Traditional mix of meat is 50% beef and 50% pork with a fat content about 15 to 25 % for standard lorne. It turns out that Stovies are a nostalgic favourite of many, but the recipe differs from family to family, and many people have fond memories of the version that their Mother or Granny made. Brown sauce or ketchup is indispensable for these cheaper versions, whose flavour can leave much to be desired. The best ones are made with the finest Scottish beef, they are well spiced, fatty and dense. Use a breadknife or sharp knife to cut slices of sausage about a centimetre or half an inch in size.Heat the oil in a large frying pan over medium high heat. Add the sliced sausage meat and fry until golden on both sides and cooked through. Just in case you are tempted to make your own Lorne sausage there is a recipe below, which is based on a butcher’s. To have a beef sausage named after you is perhaps not the most flattering; perhaps the butcher thought it would give the sausage an air of refinement.

pinhead rusk (You could just use breadcrumbs, which would make a nice sausage, however a butcher would use rusk) Stir-up Sunday 2023: when you should make your Christmas pudding this year - and best recipes to try Add the diced meat to the pan on top of the onions once they begin to change colour. Stir together. Note: If using Corned Beef then add at the end and stir through to warm up other than at this point. Prepare a loaf tin by lining it with wax paper or by using an aluminum tin (reusable). Plastic wrap works great, but I’m trying to cut down my use of it for environmental reasons. Thanks to Jaydee for the suggestions in the comments below. Lorne sausage is a square sausage patty without any casing. It is also known as sausage slice or sliced sausage.Two Scottish takeaways feature in Deliveroo top 100 worldwide roundup - including acclaimed Thai restaurant Remove the number of slices you want to cook and allow to thaw in the fridge. Once thawed, fry in bacon fat, or a little olive oil, as part of a full Scottish breakfast.

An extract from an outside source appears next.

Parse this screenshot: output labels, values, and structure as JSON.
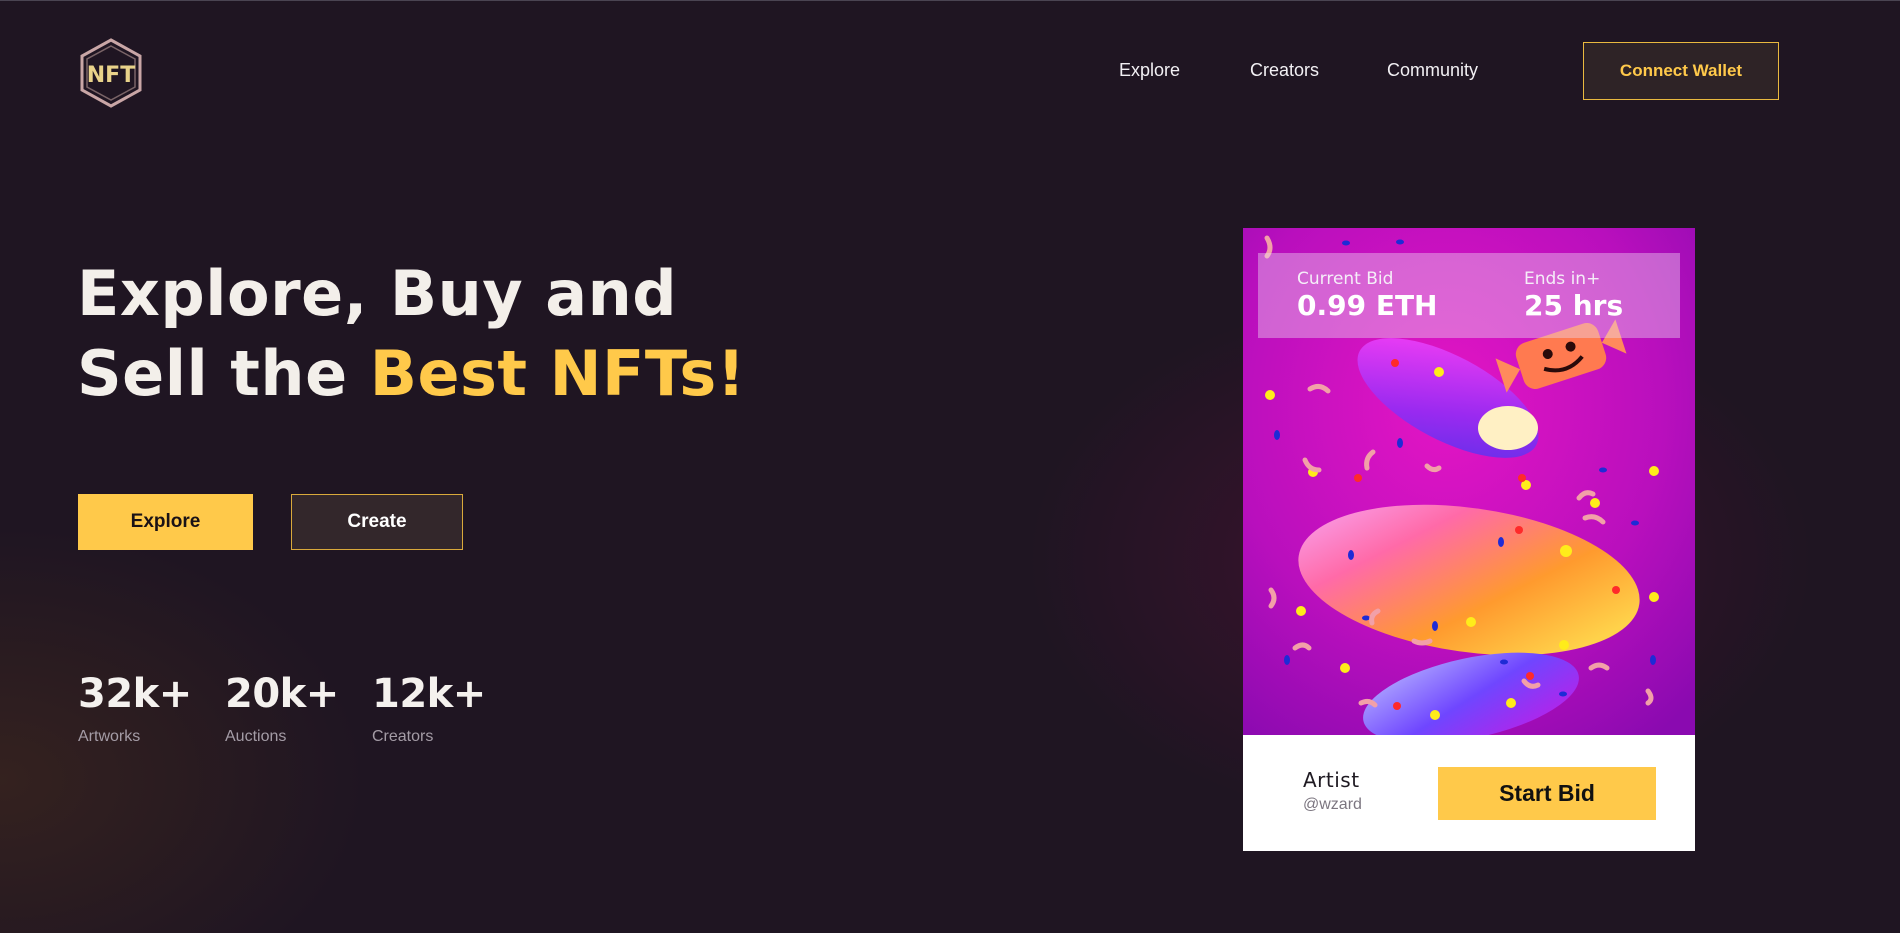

For Lorne Sausage, the fat content is high, what is called in the trade ‘beef trim (70/30 VL)’, i.e. 70 per cent of the meat is ‘visual lean’ and the rest fat. Some even use a ratio of 60/40 VL. This is the closest I can get to the butcher's style, without the addition of preservatives. Recipe for Homemade Lorne Sausage Picture: Naomi Vance It's a Scottish invention, served as part of a full Scottish breakfast or sometimes served in a breakfast bap. Place on a plastic cutting mat or tray and freeze until hard, then put into a freezer bag or container to keep frozen. Put the meat into the lined loaf tin and push it against the bottom and sides of the tin to try to avoid any air gaps. You’ll end up with holes in the sausage if they aren’t removed. When it’s completely tight, cover the top of the sausage with plastic wrap and place the loaf tin in the freezer for about 3 hours. Don’t freeze it too long or you won’t be able to cut the meat.

Making Scottish Lorne Sausage

Line your loaf tin, or whatever you’re using to make the square sausage, with clingfilm, with enough hanging over the edges to wrap over the opening once you’ve put the sausage meat in it.

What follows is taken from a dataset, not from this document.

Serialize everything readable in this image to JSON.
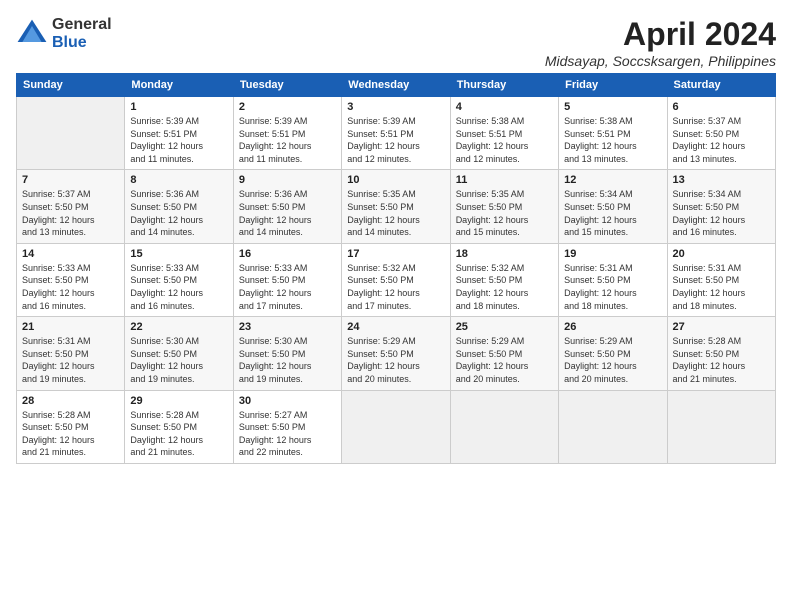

Roughly dice your beef or substitute meat like sausages. You can see our variations below for some different ideas. Some people also use sausages to make up the difference if you need extra meat. The beef used in my Scottish Lorne Sausage recipe is what butchers would refer to as 70/30 visible lean beef. This is a standard "trim" that any butcher can buy from their wholesaler and what it means is that the meat is supplied in chunks of which 70% is lean beef and 30% is fat. Ask your butcher, you may be able to buy this type of trim directly from him / her or it may need to be made up but the bottom line is 70% beef and 30% beef fat. For ease I've broken my recipe down in the ratio 67% to 33%.

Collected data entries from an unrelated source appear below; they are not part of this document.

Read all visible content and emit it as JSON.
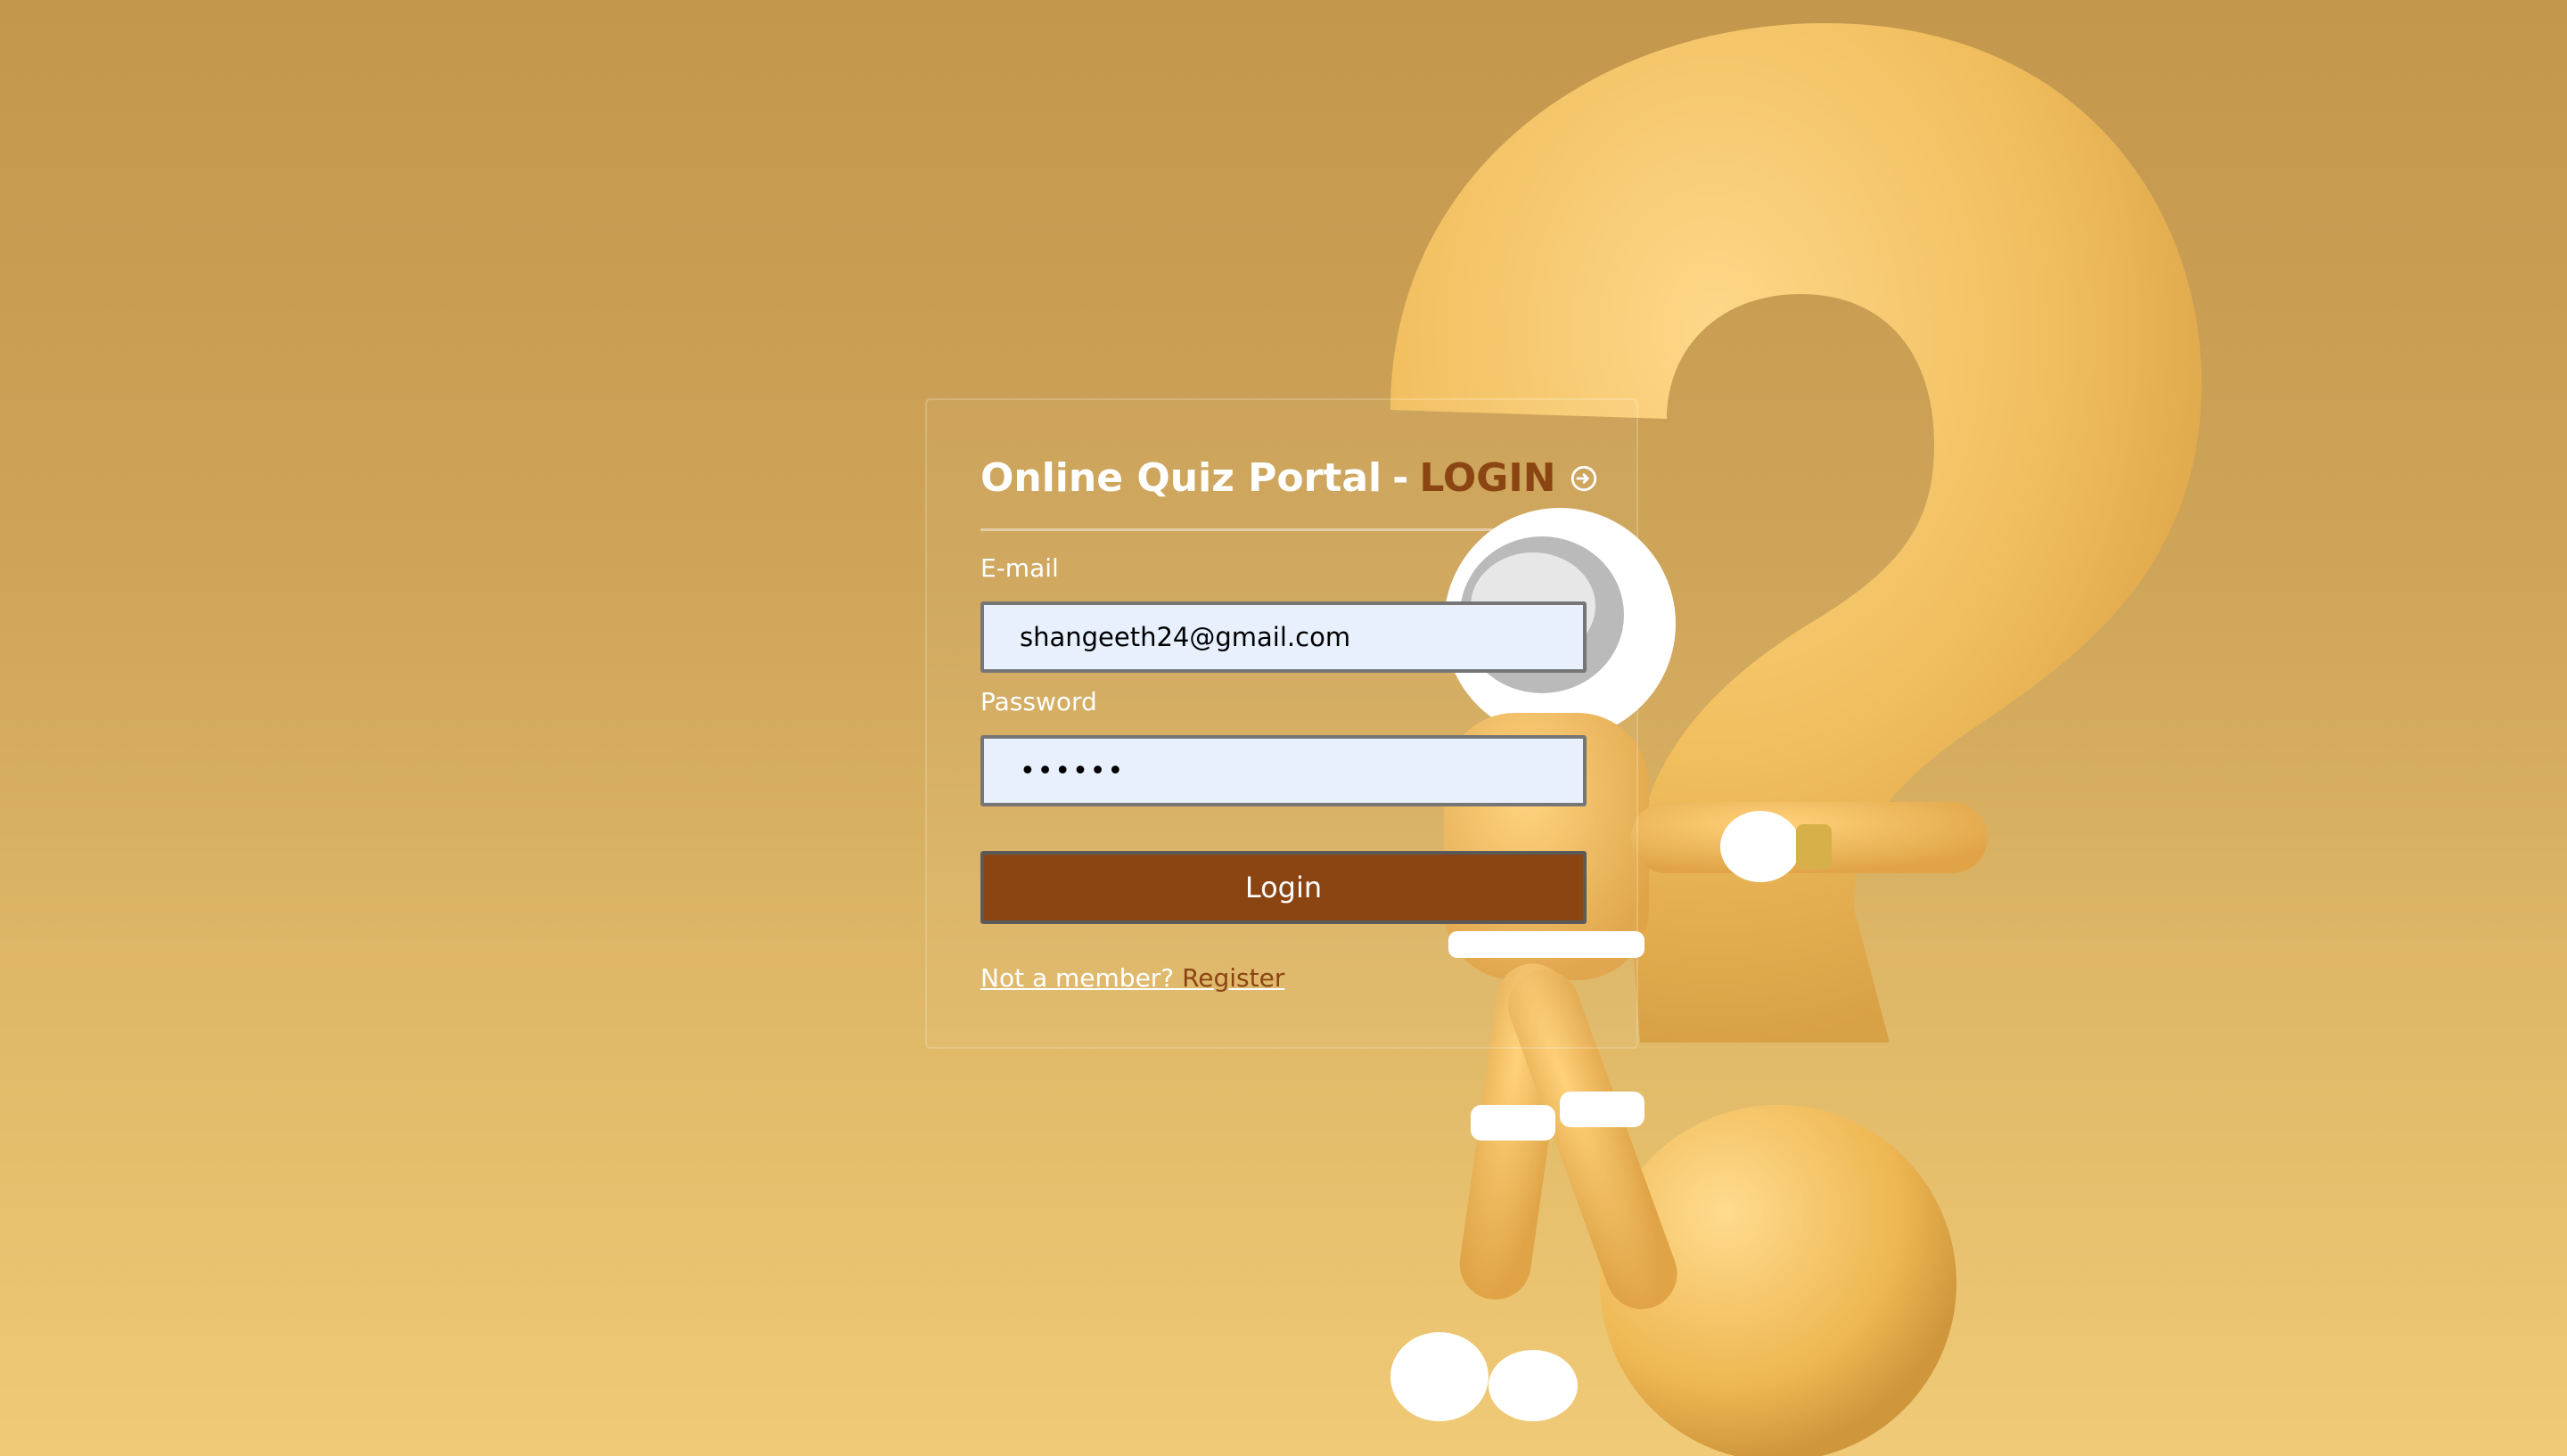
{
  "page": {
    "title_main": "Online Quiz Portal",
    "title_sep": "-",
    "title_accent": "LOGIN",
    "title_icon": "login-circle-icon"
  },
  "form": {
    "email_label": "E-mail",
    "email_value": "shangeeth24@gmail.com",
    "password_label": "Password",
    "password_value": "••••••",
    "login_button": "Login",
    "not_member": "Not a member?",
    "register_link": "Register"
  },
  "colors": {
    "accent": "#8b4513",
    "background": "#d4a95c",
    "input_bg": "#e8f0fe"
  },
  "background_art": "question-mark-astronaut-illustration"
}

Don’t Miss These Tasty Breakfast Recipes:

Since starting Scran we’ve been asked numerous times for a Scottish Stovies recipe because a grandmother/mother or other relative used to make them for the person when they were little. Prepare the square sausage up to 3 days in advance and leave in the fridge. Perfect if you are feeding a crowd. Corned Beef Stovies have also proved popular when we’ve surveyed our Facebook Group members about how they make their Stovies. In the past, Scottish ­emigrants have taken Lorne ­sausage with them wherever they go, with Australia’s ‘steakette’ and the North American sausage pattie both ­bearing an uncanny resemblance to the original.

Asda Great Deal

Free UK shipping. 15 day free returns.
Community Updates
*So you can easily identify outgoing links on our site, we've marked them with an "*" symbol. Links on our site are monetised, but this never affects which deals get posted. Find more info in our FAQs and About Us page.